3 Responses to “Those Crazy “Middle Eastern” Doctrines”

  1. Hi Daniel,

    Happy New Year! I’m very glad to see you back to doing what keeps my productivity at work depressingly low – posting conservative thought that challenges every liberal bone in my body!

    As regards Victor Davis Hanson – everything I have read of his, principally at NRO [and admittedly not all that much] seems to revolve around a central tenet of finding ways to justify and rationalize military intervention, both committed and proposed, as a prime mover in American foreign policy. Several months ago I picked up a couple of his books – _Carnage and Culture_ and _Ripples of Battle_ – which I have yet to get around to reading.

    Have you, or any of your readers who may wish to comment, read either or both of these works? I have heard that his analysis is trenchant and atypical, his writing is very crisp and clear, and that, by not reading them, I am doing myself a disservice in my never-ending quest to become more clueful. However, I have found his NRO output to be offputting enough that I am reluctant to put in the time and effort to take these two works on.
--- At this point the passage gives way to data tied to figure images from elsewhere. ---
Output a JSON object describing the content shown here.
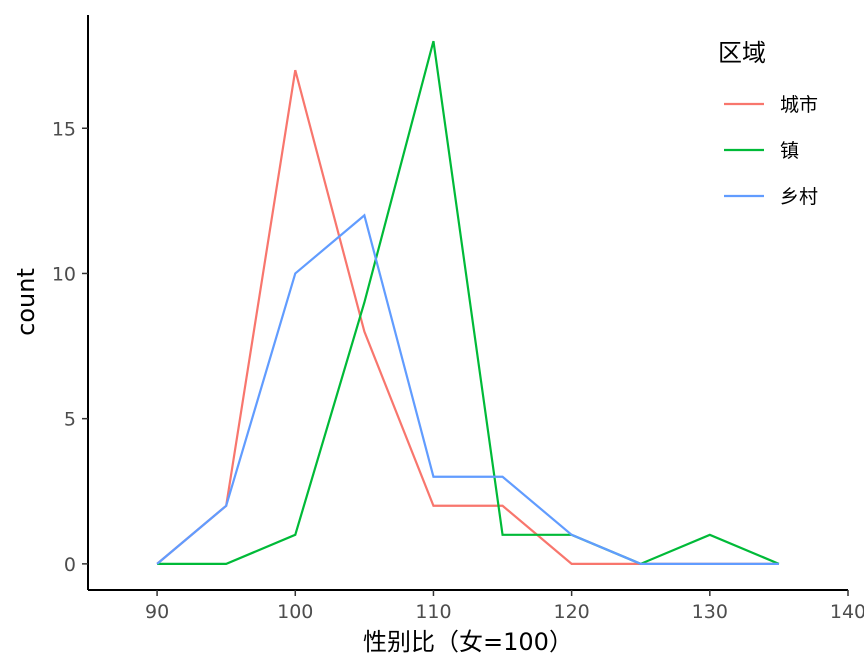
{
  "chart_data": {
    "type": "line",
    "xlabel": "性别比（女=100）",
    "ylabel": "count",
    "xlim": [
      85,
      140
    ],
    "ylim": [
      -0.9,
      18.9
    ],
    "x_ticks": [
      90,
      100,
      110,
      120,
      130,
      140
    ],
    "y_ticks": [
      0,
      5,
      10,
      15
    ],
    "grid": false,
    "legend": {
      "title": "区域",
      "position": "top-right"
    },
    "series": [
      {
        "name": "城市",
        "color": "#f8766d",
        "x": [
          90,
          95,
          100,
          105,
          110,
          115,
          120,
          125,
          130,
          135
        ],
        "values": [
          0,
          2,
          17,
          8,
          2,
          2,
          0,
          0,
          0,
          0
        ]
      },
      {
        "name": "镇",
        "color": "#00ba38",
        "x": [
          90,
          95,
          100,
          105,
          110,
          115,
          120,
          125,
          130,
          135
        ],
        "values": [
          0,
          0,
          1,
          9,
          18,
          1,
          1,
          0,
          1,
          0
        ]
      },
      {
        "name": "乡村",
        "color": "#619cff",
        "x": [
          90,
          95,
          100,
          105,
          110,
          115,
          120,
          125,
          130,
          135
        ],
        "values": [
          0,
          2,
          10,
          12,
          3,
          3,
          1,
          0,
          0,
          0
        ]
      }
    ]
  }
}
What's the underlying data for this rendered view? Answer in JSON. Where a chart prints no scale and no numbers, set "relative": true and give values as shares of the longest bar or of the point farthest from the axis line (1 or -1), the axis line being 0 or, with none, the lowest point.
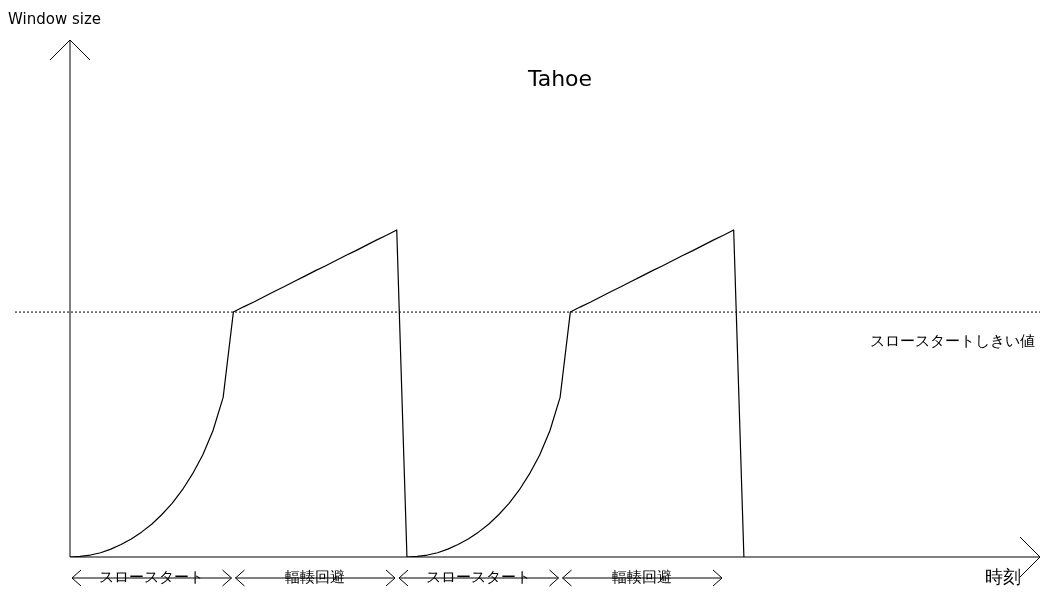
{
  "chart_data": {
    "type": "line",
    "title": "Tahoe",
    "xlabel": "時刻",
    "relative": true,
    "legend": false,
    "marker": "none",
    "categories": [
      null,
      null,
      null,
      null,
      null,
      null,
      null,
      null,
      null,
      null,
      null,
      null,
      null,
      null,
      null,
      null,
      null,
      null,
      null,
      null,
      null,
      null,
      null,
      null,
      null,
      null,
      null,
      null,
      null,
      null,
      null,
      null,
      null,
      null,
      null,
      null,
      null,
      null,
      null,
      null,
      null,
      null,
      null,
      null,
      null,
      null,
      null,
      null,
      null,
      null,
      null,
      null,
      null,
      null,
      null,
      null,
      null,
      null,
      null,
      null,
      null,
      null,
      null,
      null,
      null,
      null,
      null,
      null,
      null,
      null,
      null,
      null,
      null,
      null,
      null,
      null,
      null,
      null,
      null,
      null,
      null,
      null,
      null,
      null,
      null,
      null,
      null,
      null,
      null,
      null,
      null,
      null,
      null,
      null,
      null,
      null
    ],
    "series": [
      {
        "color": "#000000",
        "values": [
          0,
          0.002,
          0.006,
          0.013,
          0.024,
          0.038,
          0.055,
          0.076,
          0.1,
          0.13,
          0.164,
          0.205,
          0.254,
          0.312,
          0.386,
          0.488,
          0.749,
          0.765,
          0.78,
          0.796,
          0.812,
          0.827,
          0.843,
          0.859,
          0.875,
          0.89,
          0.906,
          0.922,
          0.937,
          0.953,
          0.969,
          0.984,
          1,
          0,
          0.002,
          0.006,
          0.013,
          0.024,
          0.038,
          0.055,
          0.076,
          0.1,
          0.13,
          0.164,
          0.205,
          0.254,
          0.312,
          0.386,
          0.488,
          0.749,
          0.765,
          0.78,
          0.796,
          0.812,
          0.827,
          0.843,
          0.859,
          0.875,
          0.89,
          0.906,
          0.922,
          0.937,
          0.953,
          0.969,
          0.984,
          1,
          0,
          null,
          null,
          null,
          null,
          null,
          null,
          null,
          null,
          null,
          null,
          null,
          null,
          null,
          null,
          null,
          null,
          null,
          null,
          null,
          null,
          null,
          null,
          null,
          null,
          null,
          null,
          null,
          null,
          null
        ]
      }
    ],
    "ref_lines": [
      {
        "axis": "y",
        "value": 0.749,
        "label": "スロースタートしきい値",
        "line_style": "dotted",
        "color": "#000000"
      }
    ],
    "annotations": [
      "スロースタート",
      "輻輳回避",
      "スロースタート",
      "輻輳回避",
      "Window size"
    ]
  }
}
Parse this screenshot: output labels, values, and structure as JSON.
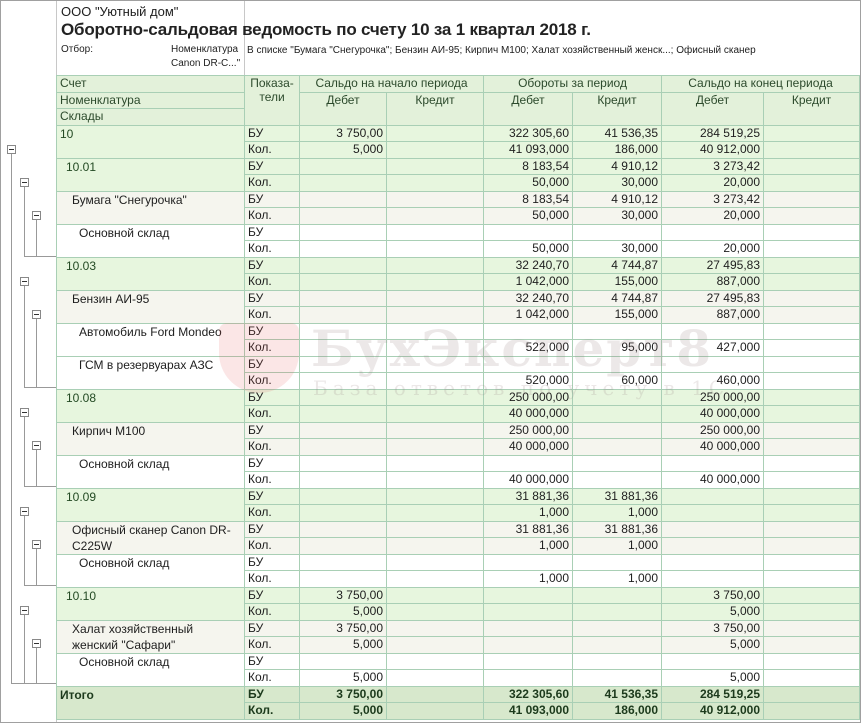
{
  "header": {
    "organization": "ООО \"Уютный дом\"",
    "title": "Оборотно-сальдовая ведомость по счету 10 за 1 квартал 2018 г.",
    "filter_label": "Отбор:",
    "filter_field": "Номенклатура",
    "filter_value": "В списке \"Бумага \"Снегурочка\"; Бензин АИ-95; Кирпич М100; Халат хозяйственный женск...; Офисный сканер",
    "filter_value_cont": "Canon DR-C...\""
  },
  "columns": {
    "account": "Счет",
    "nomenclature": "Номенклатура",
    "warehouses": "Склады",
    "indicators": "Показа-\nтели",
    "opening": "Сальдо на начало периода",
    "turnover": "Обороты за период",
    "closing": "Сальдо на конец периода",
    "debit": "Дебет",
    "credit": "Кредит"
  },
  "rows": [
    {
      "name": "10",
      "level": 0,
      "type": "g",
      "bu": [
        "3 750,00",
        "",
        "322 305,60",
        "41 536,35",
        "284 519,25",
        ""
      ],
      "kol": [
        "5,000",
        "",
        "41 093,000",
        "186,000",
        "40 912,000",
        ""
      ]
    },
    {
      "name": "10.01",
      "level": 1,
      "type": "g",
      "bu": [
        "",
        "",
        "8 183,54",
        "4 910,12",
        "3 273,42",
        ""
      ],
      "kol": [
        "",
        "",
        "50,000",
        "30,000",
        "20,000",
        ""
      ]
    },
    {
      "name": "Бумага \"Снегурочка\"",
      "level": 2,
      "type": "i",
      "bu": [
        "",
        "",
        "8 183,54",
        "4 910,12",
        "3 273,42",
        ""
      ],
      "kol": [
        "",
        "",
        "50,000",
        "30,000",
        "20,000",
        ""
      ]
    },
    {
      "name": "Основной склад",
      "level": 3,
      "type": "w",
      "bu": [
        "",
        "",
        "",
        "",
        "",
        ""
      ],
      "kol": [
        "",
        "",
        "50,000",
        "30,000",
        "20,000",
        ""
      ]
    },
    {
      "name": "10.03",
      "level": 1,
      "type": "g",
      "bu": [
        "",
        "",
        "32 240,70",
        "4 744,87",
        "27 495,83",
        ""
      ],
      "kol": [
        "",
        "",
        "1 042,000",
        "155,000",
        "887,000",
        ""
      ]
    },
    {
      "name": "Бензин АИ-95",
      "level": 2,
      "type": "i",
      "bu": [
        "",
        "",
        "32 240,70",
        "4 744,87",
        "27 495,83",
        ""
      ],
      "kol": [
        "",
        "",
        "1 042,000",
        "155,000",
        "887,000",
        ""
      ]
    },
    {
      "name": "Автомобиль Ford Mondeo",
      "level": 3,
      "type": "w",
      "bu": [
        "",
        "",
        "",
        "",
        "",
        ""
      ],
      "kol": [
        "",
        "",
        "522,000",
        "95,000",
        "427,000",
        ""
      ]
    },
    {
      "name": "ГСМ в резервуарах АЗС",
      "level": 3,
      "type": "w",
      "bu": [
        "",
        "",
        "",
        "",
        "",
        ""
      ],
      "kol": [
        "",
        "",
        "520,000",
        "60,000",
        "460,000",
        ""
      ]
    },
    {
      "name": "10.08",
      "level": 1,
      "type": "g",
      "bu": [
        "",
        "",
        "250 000,00",
        "",
        "250 000,00",
        ""
      ],
      "kol": [
        "",
        "",
        "40 000,000",
        "",
        "40 000,000",
        ""
      ]
    },
    {
      "name": "Кирпич М100",
      "level": 2,
      "type": "i",
      "bu": [
        "",
        "",
        "250 000,00",
        "",
        "250 000,00",
        ""
      ],
      "kol": [
        "",
        "",
        "40 000,000",
        "",
        "40 000,000",
        ""
      ]
    },
    {
      "name": "Основной склад",
      "level": 3,
      "type": "w",
      "bu": [
        "",
        "",
        "",
        "",
        "",
        ""
      ],
      "kol": [
        "",
        "",
        "40 000,000",
        "",
        "40 000,000",
        ""
      ]
    },
    {
      "name": "10.09",
      "level": 1,
      "type": "g",
      "bu": [
        "",
        "",
        "31 881,36",
        "31 881,36",
        "",
        ""
      ],
      "kol": [
        "",
        "",
        "1,000",
        "1,000",
        "",
        ""
      ]
    },
    {
      "name": "Офисный сканер Canon DR-C225W",
      "level": 2,
      "type": "i",
      "bu": [
        "",
        "",
        "31 881,36",
        "31 881,36",
        "",
        ""
      ],
      "kol": [
        "",
        "",
        "1,000",
        "1,000",
        "",
        ""
      ]
    },
    {
      "name": "Основной склад",
      "level": 3,
      "type": "w",
      "bu": [
        "",
        "",
        "",
        "",
        "",
        ""
      ],
      "kol": [
        "",
        "",
        "1,000",
        "1,000",
        "",
        ""
      ]
    },
    {
      "name": "10.10",
      "level": 1,
      "type": "g",
      "bu": [
        "3 750,00",
        "",
        "",
        "",
        "3 750,00",
        ""
      ],
      "kol": [
        "5,000",
        "",
        "",
        "",
        "5,000",
        ""
      ]
    },
    {
      "name": "Халат хозяйственный женский \"Сафари\"",
      "level": 2,
      "type": "i",
      "bu": [
        "3 750,00",
        "",
        "",
        "",
        "3 750,00",
        ""
      ],
      "kol": [
        "5,000",
        "",
        "",
        "",
        "5,000",
        ""
      ]
    },
    {
      "name": "Основной склад",
      "level": 3,
      "type": "w",
      "bu": [
        "",
        "",
        "",
        "",
        "",
        ""
      ],
      "kol": [
        "5,000",
        "",
        "",
        "",
        "5,000",
        ""
      ]
    }
  ],
  "total": {
    "name": "Итого",
    "bu": [
      "3 750,00",
      "",
      "322 305,60",
      "41 536,35",
      "284 519,25",
      ""
    ],
    "kol": [
      "5,000",
      "",
      "41 093,000",
      "186,000",
      "40 912,000",
      ""
    ]
  },
  "indicator_bu": "БУ",
  "indicator_kol": "Кол.",
  "watermark": {
    "logo": "БухЭксперт8",
    "tagline": "База ответов по учету в 1С"
  }
}
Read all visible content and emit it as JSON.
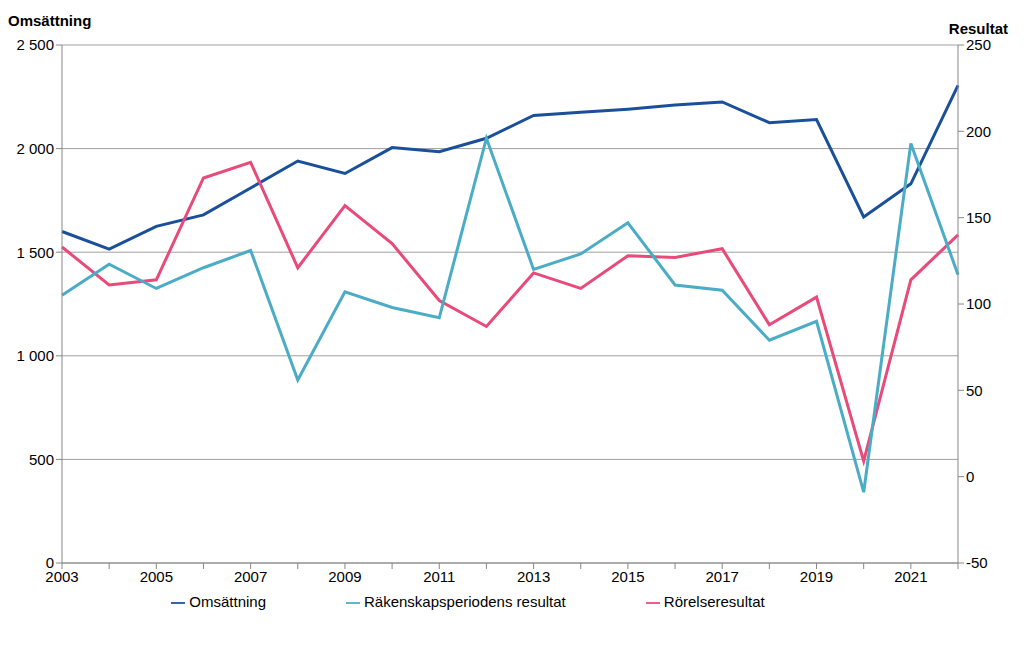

There are _so_ many wonderful and illuminating works, fiction and non-fiction, out there to devour that I would hate to waste time on these [admittedly brief] tomes, sans some manner of boosting from other than Amazon reviewers and his website employers.

    Cheers.

  2. Thanks for the comment. I have not read any of his books, and it is possible that I am missing out. From what I understand, his work as a classicist is fairly well regarded in the field, even if he and his politics are not. I don’t know about the volumes you mentioned, so I can’t say one way or the other. You are correct that most of his columns do seem to be focused on defending current interventions or justifying new ones.

  3. Hanson asserts the most of the world’s reactions to “this week’s war” are “reflections of our postmodern age, and completely at odds with the past protocols of war.” Personally, I think the postmodern condition should inform the way we think about war and apply the principles of just war theory, particularly the condition of proportionality. Proportionality includes not only the methods used but also the consequences of those methods. While I acknowledge the right to self-defense and the use of force in that defense, I question whether it is really possible to ensure that the force used doesn’t produce evils graver than the evil to be eliminated. The structure of the world today, marked by its interconnectedness and interdependency (e.g. global markets), opens the whole world to the consequences of a local act of violence, and therefore renders the knowledge that one is using proportional violence difficult if not impossible to acquire. In the postmodern condition, we have to decide whether or not to wage war without knowledge or perhaps even reasonable speculation about the war’s full consequences. Given this condition, I tend toward the position that war is no longer a suitable means of self-defense.